What that movement looks like is going to vary. I have, in the last day alone, grappled with a phone call that I needed to make to get the status of a project team member, with how best to approach a presentation I needed to give and with how to write a particular article (that you happen to be reading right now). The reasons for this varied. But the results were the same; a resistance to move forward and take action.

The problem with inaction is that it simply builds. Whatever consequences we anticipate or fear don’t actually diminish over time; they simply build. The longer we wait, the more reluctant we are likely to be to move forward. The problem with this is that waiting does nothing to change the consequences externally, but they significantly change our perception of the consequences internally. The longer we defer, the more reluctant we are to move forward.

Yesterday, I was supposed to deliver a webinar. Twice. The first presentation went well in terms of delivery, but there were a number of technical glitches that affected how it was received (and how it was recorded). This compounded itself when, prior to the evening delivery, my internet service (and my telephone service) wound up being completely compromised. This might have been weather-related (my phone and internet are delivered by two separate organizations, but both ultimately involve wires running to my house). It may have been coincidental. But it meant that the recording that was hoped-for from the evening session didn’t happen.

We endeavoured to re-record the webinar this morning. Internet issues persisted. Technology challenges in working with the webinar software led to two additional scrubbed attempts at a good recording. It would have been easy at this point to have given up in frustration. But we persevered, and managed to get a solid run through and a reasonable recording (even though we still had to re-record the last couple of minutes). This was a lot of work—much of it out of the norm—but it was what was necessary to deliver the quality of results that has come to be expected.

There are any number of roadblocks that life is going to throw in our path. We can choose to view these as deliberate attempts by a malevolent universe to thwart our best efforts. Or we can choose to see them as learning opportunities. Avoiding them helps no one. Tackling them head on teaches us what is possible, what we are capable of and what is necessary in order to get things done. We may not always do those things well, but that is part of the learning process. We lead and advance not by thinking about new approaches, but by actually taking action.

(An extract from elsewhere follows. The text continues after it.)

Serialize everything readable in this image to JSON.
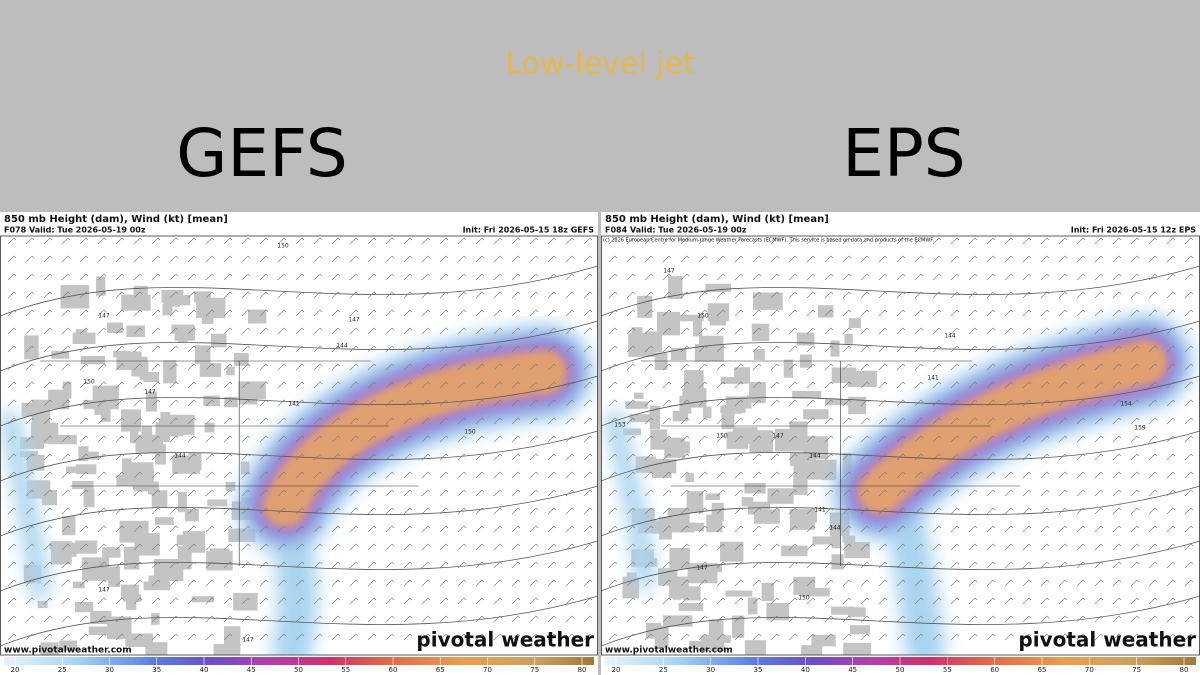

Every action we take is an experience. Every experience is an opportunity to learn. Every learning opportunity is a chance to reflect on what we have done, and to recalibrate what we do next. What is fundamental is that each of these steps is rooted in action. First we do, then we reflect, then we learn. The more we learn, the more we have opportunities to do differently. The less we do, the less opportunity we have for learning.

The long and the short of it is this: when you are faced with a difficult thing, a thing you struggle with, a thing you are tempted to avoid, just start. Take some action. Try to move it forwards. If—after a period of time—you still aren’t making progress, then by all means take a break. More often than not, though, the very act of starting is what you need. Action is its own reward. You may still need to edit, revisit or revise what you produce. But you will have produced something that can be edited. That alone is a mark of leadership. And it’s something to be awfully proud of.